I am currently consulting at a client with the following requirements.
They want to make available detailed data usage CDRs for customers to verify their data usage against the websites that they visited. In short this can be seen as an itemised bill for data usage. The data is currently not loaded into a RDBMS due to the volumes of data involved. The proposed solution is to load the data into HBase, running on a HDP cluster, and make it available for querying by the subscribers. It is critical to ensure low latency read access to the subscriber data, which possibly will be exposed to 25 million subscribers. We will be running a scaled down version first for a proof of concept with the intention of it becoming an operational data store. Once the solution is functioning properly for the data usage CDRs other CDR types will be added, as such we need to build a cost effective, scalable solution .

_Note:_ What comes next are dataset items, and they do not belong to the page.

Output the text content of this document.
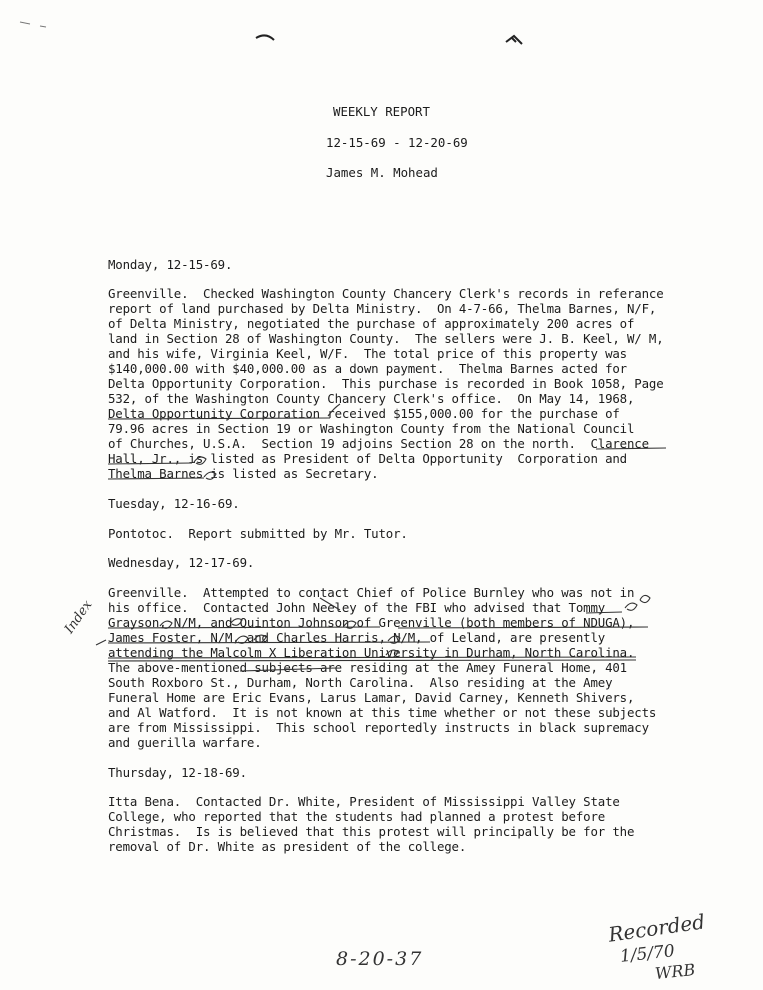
WEEKLY REPORT
12-15-69 - 12-20-69
James M. Mohead
Monday, 12-15-69.
Greenville.  Checked Washington County Chancery Clerk's records in referance
report of land purchased by Delta Ministry.  On 4-7-66, Thelma Barnes, N/F,
of Delta Ministry, negotiated the purchase of approximately 200 acres of
land in Section 28 of Washington County.  The sellers were J. B. Keel, W/ M,
and his wife, Virginia Keel, W/F.  The total price of this property was
$140,000.00 with $40,000.00 as a down payment.  Thelma Barnes acted for
Delta Opportunity Corporation.  This purchase is recorded in Book 1058, Page
532, of the Washington County Chancery Clerk's office.  On May 14, 1968,
Delta Opportunity Corporation received $155,000.00 for the purchase of
79.96 acres in Section 19 or Washington County from the National Council
of Churches, U.S.A.  Section 19 adjoins Section 28 on the north.  Clarence
Hall, Jr., is listed as President of Delta Opportunity  Corporation and
Thelma Barnes is listed as Secretary.
Tuesday, 12-16-69.
Pontotoc.  Report submitted by Mr. Tutor.
Wednesday, 12-17-69.
Greenville.  Attempted to contact Chief of Police Burnley who was not in
his office.  Contacted John Neeley of the FBI who advised that Tommy
Grayson, N/M, and Quinton Johnson of Greenville (both members of NDUGA),
James Foster, N/M, and Charles Harris, N/M, of Leland, are presently
attending the Malcolm X Liberation University in Durham, North Carolina.
The above-mentioned subjects are residing at the Amey Funeral Home, 401
South Roxboro St., Durham, North Carolina.  Also residing at the Amey
Funeral Home are Eric Evans, Larus Lamar, David Carney, Kenneth Shivers,
and Al Watford.  It is not known at this time whether or not these subjects
are from Mississippi.  This school reportedly instructs in black supremacy
and guerilla warfare.
Thursday, 12-18-69.
Itta Bena.  Contacted Dr. White, President of Mississippi Valley State
College, who reported that the students had planned a protest before
Christmas.  Is is believed that this protest will principally be for the
removal of Dr. White as president of the college.
Index
8-20-37
Recorded
1/5/70
WRB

I am thinking of using Apache Phoenix for the following reasons:
1. 1. Current data loading into RDBMS is file based (CSV) via a staging server using the RDBMS file load drivers
2. 2. Use Apache Phoenix bin/psql.py script to mimic above process to load to HBase
3. 3. Expected data volume : 60 000 files per
1 –to 10 MB per file
500 million records per day
500 GB total volume per day
4. 4. Use Apache Phoenix client for low latency data retrieval
Is Apache Phoenix a suitable candidate for this specific use case?